Так оставлять дело дальше было, во всяком случае, нельзя. Реорганизация Совета и упорядочение представительства решительно стали на очередь.
Порядок дня в Совете был довольно содержателен и интересен. Пока группа членов Исполнительного Комитета во главе с Чхеидзе, отдыхая, тихо переговаривалась о том и о сем, сидя в глубине сцены на какой-то декорации, Н. Д. Соколов делал пространный доклад на интересную для «публики» тему о судьбе Романовых. Он рассказал всенародно историю с отречениями, представив в настоящем свете роль Гучковых, Шульгиных, Милюковых и прочих. А затем Соколов изложил дело о выезде Романовых за границу и об аресте их в Царском Селе. Позиция министров, революционный способ действий Исполнительного Комитета и возникший конфликт были освещены Соколовым без всякой дипломатии, именно так как было дело. Это произвело сильное впечатление, и после заседания в самые широкие массы по линиям ничтожного сопротивления стало проникать представление о действительных позициях, о природе, о соотношении Совета и Временного правительства. Кабинет Гучкова – Милюкова в глазах всей советской демократии получил окраску определенно чуждой и враждебной силы, с которой ведется и должна вестись борьба, на которую необходимо неустанное давление и неослабный контроль.

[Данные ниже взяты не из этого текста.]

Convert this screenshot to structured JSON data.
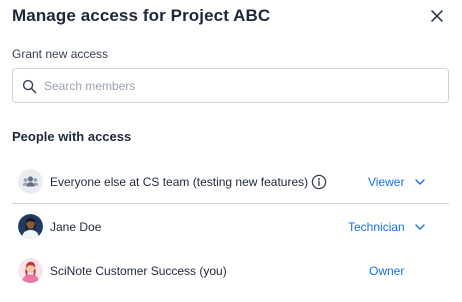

Впрочем, следующим пунктом порядка дня была резолюция о «взаимоотношении Совета и Временного правительства». Эта резолюция, положенная в основу создания контактной комиссии, была уже приведена мною выше… искали спешно докладчика по этому пункту. Желающих не нашлось – обычная картина того времени. Тогда тот же Соколов, отсутствовавший во время сложных комитетских прений по этому вопросу, бойко и авторитетно сделал доклад и на эту тему… Отныне контактная комиссия получила официальное бытие. Никаких прений, кажется, не было на советском митинге. Но беспорядка было достаточно, и я был доволен, что дело не дошло до манифеста.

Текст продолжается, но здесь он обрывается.